Clinton and Trump’s differences in the media are quite sharp as we have all witnessed during these last few weeks. Both embody two different visions of politics and more broadly, America’s image. This resulted in tailored and antagonistic communication strategies for their campaigns. Nobody thought Donald Trump would be the last one standing, particularly the media. Still, this strategy turned out to be successful despite the onslaught of negative journalistic reports and polls.

What the media investments tell us

First, the financial aspect of both campaigns puts forward interesting points on how Hillary Clinton and Donald Trump utilised their budgets towards the media. One striking fact is the Democrat candidate collected the important budget of almost $500 million, while Trump’s donations represent half of this amount.

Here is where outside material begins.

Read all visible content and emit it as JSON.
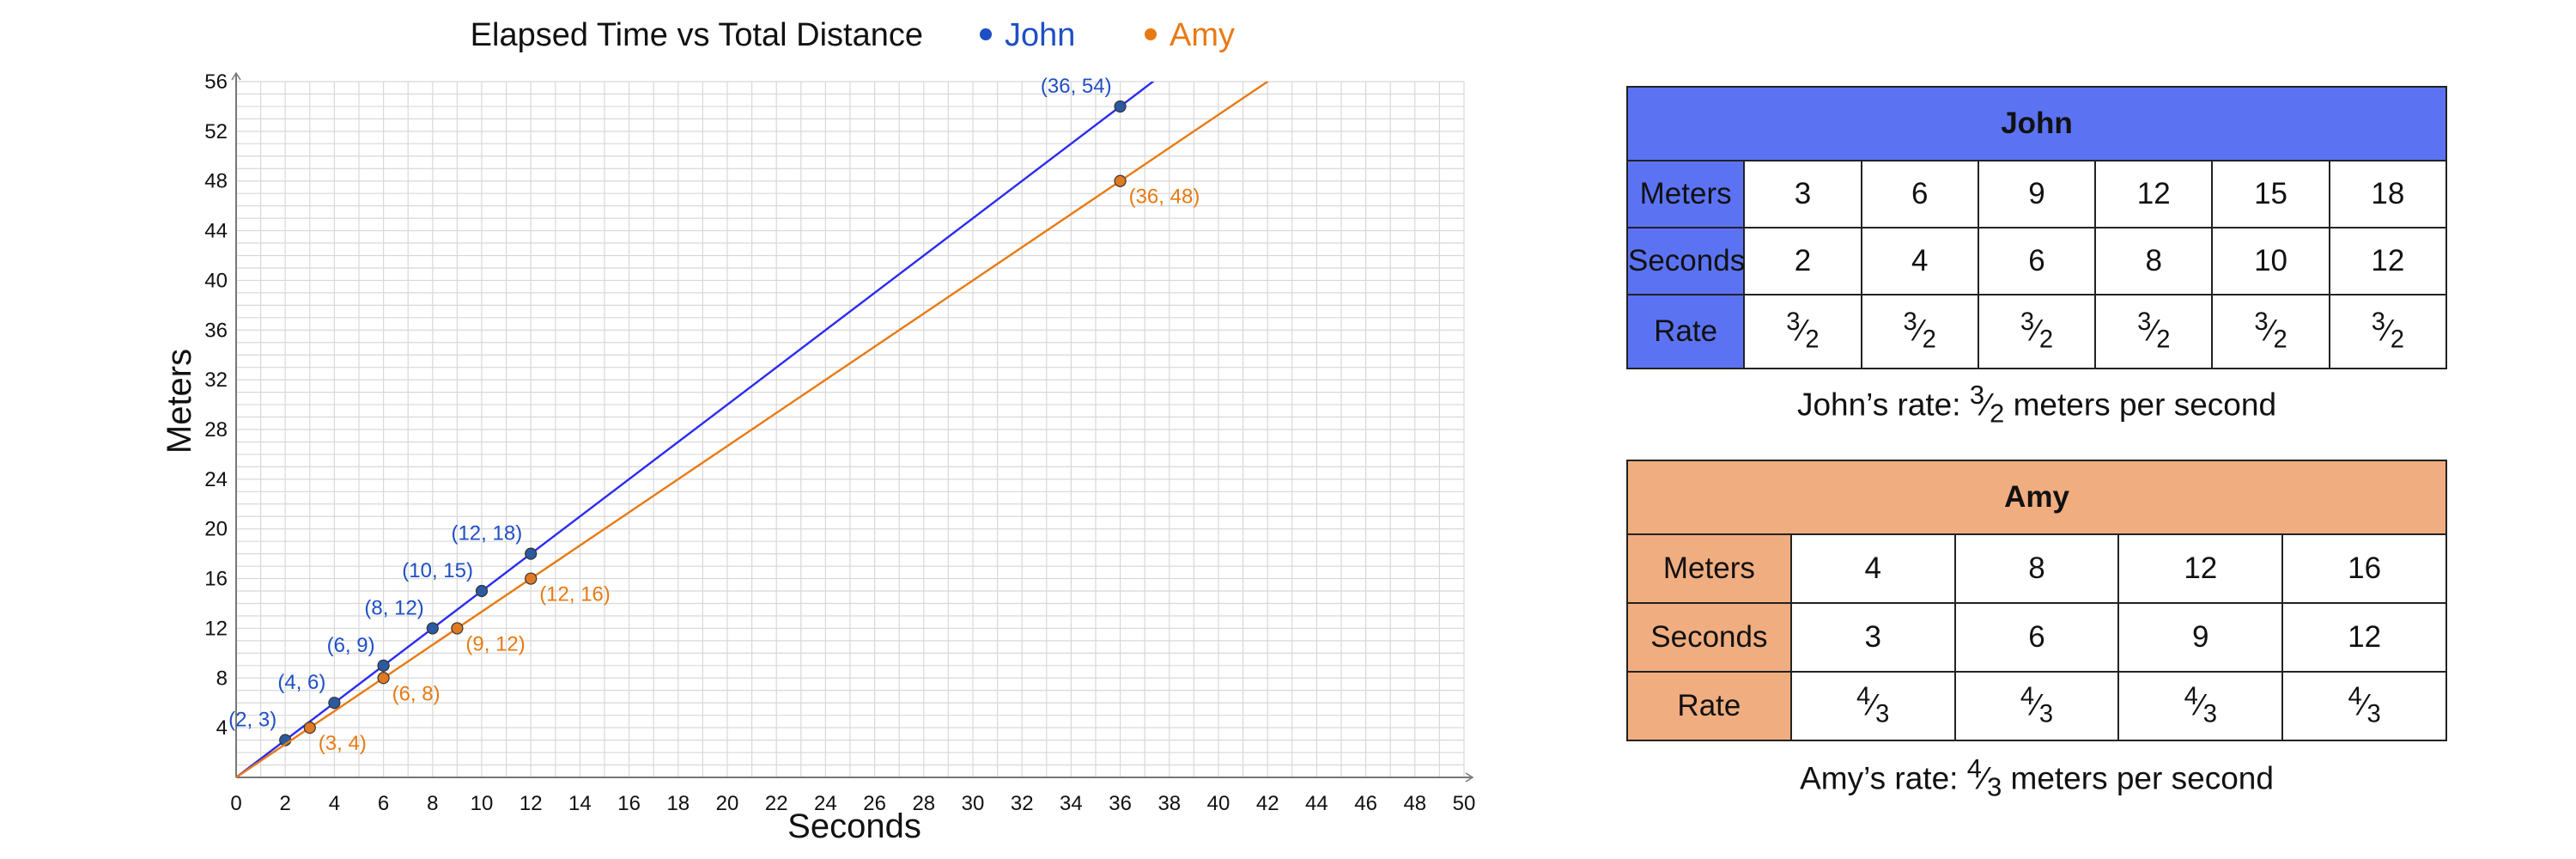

Clinton’s strategy was centred on elite mobilisation as parismatch.com recently reported. On the other side, Trump failed to win the favour of wealthy conservative donators such as the Koch brothers or the casino mogul Sheldon Adelson, forcing his communication team to innovate with a new “cheap” approach.

A “low-tech campaign”

Since the internal Republican’s elections, Trump has made the strategic choice of utilising the social media and the “free” coverage as much as possible. “That is the reason why his rhetoric was often the one of provocation” Vincent Michelot explains. More importantly, as the Trump patriotic brand was already known by a vast majority of Americans, his strategy has been held on the assumption that “any publicity is good publicity”.

Another important point could be drawn on his choice of not micro-targeting voters and building gigantic databases as Clinton did. Instead, the Republican Party was focussed on organising impressive mass meetings.

The failure of pop culture

Conversely, Clinton’s communication team aimed at purchasing advertising space and controlling the candidate’s reputation in the media as much as possible. The same strategy was implemented for Obama’s elections with a PR success demonstrating a solid understanding of all the previous known techniques: political marketing, television speeches and debates, flyers, direct mail, newspapers, phone calls, canvass, etc. Wanting to benefit from the hype period triggered by Obama’s equality and tolerance image, Clinton’s team aimed at perpetuating Obama’s pop culture legacy through celebrity support and multiple appearances on famous TV shows.

The Clinton’s defeat at the last U.S. presidential election symbolises the failure of pop culture and the advent of a post-true society promoting emotional and impulsive reactions over objectivity in the public debate. Trump has enforced new rules in the political communication game albeit political communication should remain centred around salient values inspiring mutual aims and rallying communities.